I have to shred fat with cardio and weight training. I have to increase my wind capacity with hard cardio. Boxing and running will be that hard cardio! I have to gain strength and build muscle with weight training which I'm currently doing so I'm halfway there! Welcome back cardio!

This process is about to be off the chain!!! Will it be easy? Hell no! I've been here before with this the same trainer and at times I hated his guts! He put me through hell in training, but I also did the same for him (I guess payback is a Biiiach)!!!! It's actually a beautiful thing!
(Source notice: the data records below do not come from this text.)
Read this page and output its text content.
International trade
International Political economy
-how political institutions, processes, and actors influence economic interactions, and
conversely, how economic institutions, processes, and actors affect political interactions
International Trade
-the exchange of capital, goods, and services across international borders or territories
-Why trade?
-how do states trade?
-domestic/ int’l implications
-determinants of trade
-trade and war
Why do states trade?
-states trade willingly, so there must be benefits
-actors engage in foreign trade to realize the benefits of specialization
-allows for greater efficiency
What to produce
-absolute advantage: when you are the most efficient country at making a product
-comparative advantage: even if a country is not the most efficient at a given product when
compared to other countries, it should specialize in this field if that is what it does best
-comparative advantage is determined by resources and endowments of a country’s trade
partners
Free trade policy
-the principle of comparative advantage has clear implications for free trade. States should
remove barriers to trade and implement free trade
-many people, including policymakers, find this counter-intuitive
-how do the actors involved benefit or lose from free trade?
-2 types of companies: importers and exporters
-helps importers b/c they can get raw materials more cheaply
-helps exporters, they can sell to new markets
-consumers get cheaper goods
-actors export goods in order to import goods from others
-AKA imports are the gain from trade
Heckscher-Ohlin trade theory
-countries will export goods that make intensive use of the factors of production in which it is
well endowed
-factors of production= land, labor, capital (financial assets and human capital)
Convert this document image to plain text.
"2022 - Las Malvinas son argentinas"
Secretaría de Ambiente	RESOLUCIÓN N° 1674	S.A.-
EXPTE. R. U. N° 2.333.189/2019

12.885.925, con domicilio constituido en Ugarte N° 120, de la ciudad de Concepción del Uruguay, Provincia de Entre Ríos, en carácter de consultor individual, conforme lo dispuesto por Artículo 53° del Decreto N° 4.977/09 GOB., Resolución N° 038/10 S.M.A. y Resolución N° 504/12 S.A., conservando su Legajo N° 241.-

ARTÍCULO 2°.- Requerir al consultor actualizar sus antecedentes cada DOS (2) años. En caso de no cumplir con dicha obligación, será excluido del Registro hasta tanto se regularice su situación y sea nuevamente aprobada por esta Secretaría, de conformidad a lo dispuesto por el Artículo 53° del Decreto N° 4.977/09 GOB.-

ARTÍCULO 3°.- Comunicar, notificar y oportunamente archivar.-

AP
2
When you are pushed and give all that you have within you while training, what you have to do in the ring becomes more clear and more easily attainable.  

I'm really very excited about my plan and I will emerge victorious!!! I can literally visualize my results. We all know I'm trying to unleash my inner super hero WonderWoman, and that is exactly what is about to happen!!! There are many that doubt my abilities and that makes this journey even better! The doubters merely sit on the sidelines talking ishT, fat as hell, winded and wounded, while I continuously show and prove. Now,  WATCH MY WORK!